Personal information
- Full name: Brian Brushfield
- Born: 25 December 1943 (age 82)
- Original team: Xavier College
- Height: 185 cm (6 ft 1 in)
- Weight: 76 kg (168 lb)

Playing career^{1}
- Years: Club / Games (Goals)
- 1962–1965: Geelong (VFL) / 15 (3)
- 1966–1968: Geelong West (VFA) / 60 (?)

Coaching career
- Years: Club / Games (W–L–D)
- 1967–1968: Geelong West (VFA) / 41 (30–11–0)
- ^{1} Playing statistics correct to the end of 1968.

= Brian Brushfield =

Australian rules footballer

Brian Brushfield (born 25 December 1943) is a former Australian rules footballer who played with Geelong in the Victorian Football League (VFL). He was also a football commentator for some years, at Geelong radio station K-Rock.

==VFL career==
Brushfield, a half-forward, is the nephew of former Geelong player Nick Brushfield.

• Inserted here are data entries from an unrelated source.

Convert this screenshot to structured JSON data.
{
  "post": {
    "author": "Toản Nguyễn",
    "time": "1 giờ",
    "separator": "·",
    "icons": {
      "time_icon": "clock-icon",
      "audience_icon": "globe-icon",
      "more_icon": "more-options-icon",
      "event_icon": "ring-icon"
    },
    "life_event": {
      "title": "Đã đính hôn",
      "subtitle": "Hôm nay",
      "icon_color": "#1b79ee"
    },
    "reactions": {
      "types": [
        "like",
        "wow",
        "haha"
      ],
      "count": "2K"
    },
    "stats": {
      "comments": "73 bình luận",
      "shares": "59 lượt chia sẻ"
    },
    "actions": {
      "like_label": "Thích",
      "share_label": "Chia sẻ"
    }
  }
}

Recruited from Xavier College, Brushfield started out at Geelong as an 18-year-old in the 1962 VFL season, where he made two league appearances.

He played a further six games in 1963, a premiership year, but didn't feature in the finals. On 6 July 1963 he was a member of the Geelong team that were comprehensively and unexpectedly beaten by Fitzroy, 9.13 (67) to 3.13 (31) in the 1963 Miracle Match.

Over the next two years, Brushfield made seven more league appearances, then left for the Victorian Football Association (VFA).

He had played in two reserves premierships for Geelong, in 1963 and 1964.

==Geelong West==
Brushfield played for VFA club Geelong West from 1966 to 1968.

He was made captain-coach in 1967 and took Geelong West to the Division 2 grand final, which they lost to Oakleigh by 13 points.

In 1968, at the age of just 24, Brushfield led Geelong West to a premiership, with a grand final win over Williamstown.